The comments came just days after Obama cancelled a planned summit with Putin next month after Russia granted asylum to intelligence leaker Edward Snowden.
Obama said Putin’s return to the Kremlin last year had brought “more rhetoric on the Russian side that was anti-American, that played into some of the old stereotypes about the Cold War contest between the US and Russia”.
But the US president played down suggestions that he and the Russian leader do not get along.
“I don’t have a bad personal relationship with Putin. When we have conversations, they’re candid. They’re blunt. Oftentimes, they’re constructive,” he said.
But he took a shot at the often dour-looking Russian leader for his demeanour in meetings and appearances before reporters.

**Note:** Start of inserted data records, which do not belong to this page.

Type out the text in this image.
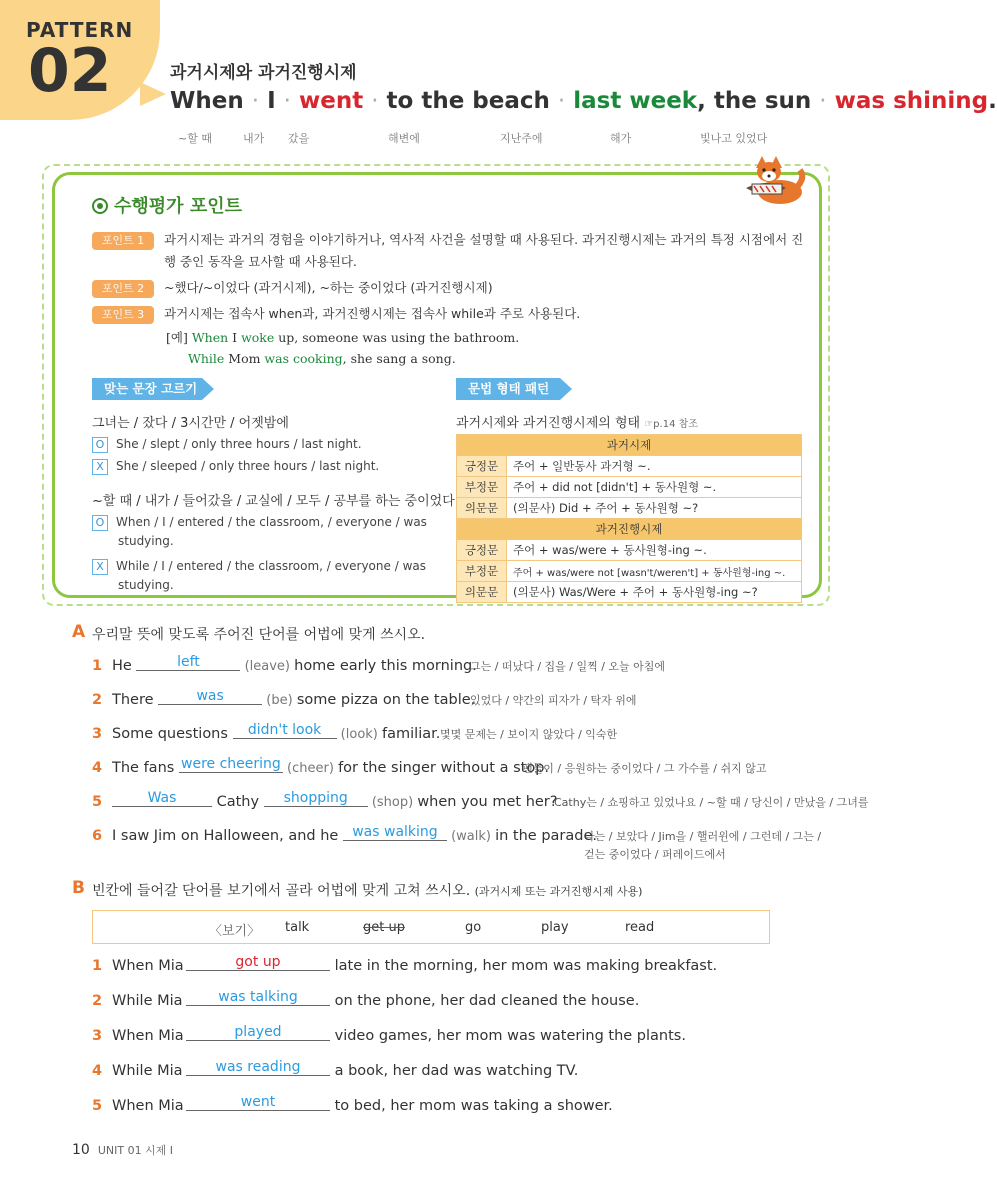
PATTERN
02	과거시제와 과거진행시제
When · I · went · to the beach · last week, the sun · was shining.
~할 때	내가 갔을	해변에	지난주에	해가	빛나고 있었다
수행평가 포인트
포인트 1	과거시제는 과거의 경험을 이야기하거나, 역사적 사건을 설명할 때 사용된다. 과거진행시제는 과거의 특정 시점에서 진행 중인 동작을 묘사할 때 사용된다.
포인트 2	~했다/~이었다 (과거시제), ~하는 중이었다 (과거진행시제)
포인트 3	과거시제는 접속사 when과, 과거진행시제는 접속사 while과 주로 사용된다.
[예] When I woke up, someone was using the bathroom.
While Mom was cooking, she sang a song.
맞는 문장 고르기
그녀는 / 잤다 / 3시간만 / 어젯밤에
O She / slept / only three hours / last night.
X She / sleeped / only three hours / last night.
~할 때 / 내가 / 들어갔을 / 교실에 / 모두 / 공부를 하는 중이었다
O When / I / entered / the classroom, / everyone / was
studying.
X While / I / entered / the classroom, / everyone / was
studying.
문법 형태 패턴
과거시제와 과거진행시제의 형태 ☞p.14 참조
과거시제	
긍정문	주어 + 일반동사 과거형 ~.
부정문	주어 + did not [didn't] + 동사원형 ~.
의문문	(의문사) Did + 주어 + 동사원형 ~?
과거진행시제	
긍정문	주어 + was/were + 동사원형-ing ~.
부정문	주어 + was/were not [wasn't/weren't] + 동사원형-ing ~.
의문문	(의문사) Was/Were + 주어 + 동사원형-ing ~?
A 우리말 뜻에 맞도록 주어진 단어를 어법에 맞게 쓰시오.
1 He	left	(leave) home early this morning.
그는 / 떠났다 / 집을 / 일찍 / 오늘 아침에
2 There	was	(be) some pizza on the table.
있었다 / 약간의 피자가 / 탁자 위에
3 Some questions didn't look (look) familiar. 몇몇 문제는 / 보이지 않았다 / 익숙한
4 The fans were cheering (cheer) for the singer without a stop.
팬들이 / 응원하는 중이었다 / 그 가수를 / 쉬지 않고
5	Was Cathy shopping (shop) when you met her?
Cathy는 / 쇼핑하고 있었나요 / ~할 때 / 당신이 / 만났을 / 그녀를
6 I saw Jim on Halloween, and he was walking (walk) in the parade.
나는 / 보았다 / Jim을 / 핼러윈에 / 그런데 / 그는 /
걷는 중이었다 / 퍼레이드에서
B 빈칸에 들어갈 단어를 보기에서 골라 어법에 맞게 고쳐 쓰시오. (과거시제 또는 과거진행시제 사용)
〈보기〉 talk	get up	go	play	read
1 When Mia	got up	late in the morning, her mom was making breakfast.
2 While Mia	was talking	on the phone, her dad cleaned the house.
3 When Mia	played	video games, her mom was watering the plants.
4 While Mia was reading a book, her dad was watching TV.
5 When Mia	went	to bed, her mom was taking a shower.
10 UNIT 01 시제 I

“He’s got that kind of slouch, looking like the bored kid in the back of the classroom,” Obama said. “But the truth is that when we’re in conversations together, oftentimes it’s very productive.”
He urged Putin to think in broad terms and not view the United States as an enemy.
Obama also praised trade and arms control successes that the US and Russia were able to seal when he was dealing with former Russian president Dmitry Medvedev.
His comments came as secretary of state John Kerry and defence secretary Chuck Hagel ended talks with their Russian counterparts that were intended to try to repair some of the damage caused by differences such as those over Syria, Russia’s domestic crackdown on civil rights and anti-gay legislation, a US missile defence plan for Europe and other issues.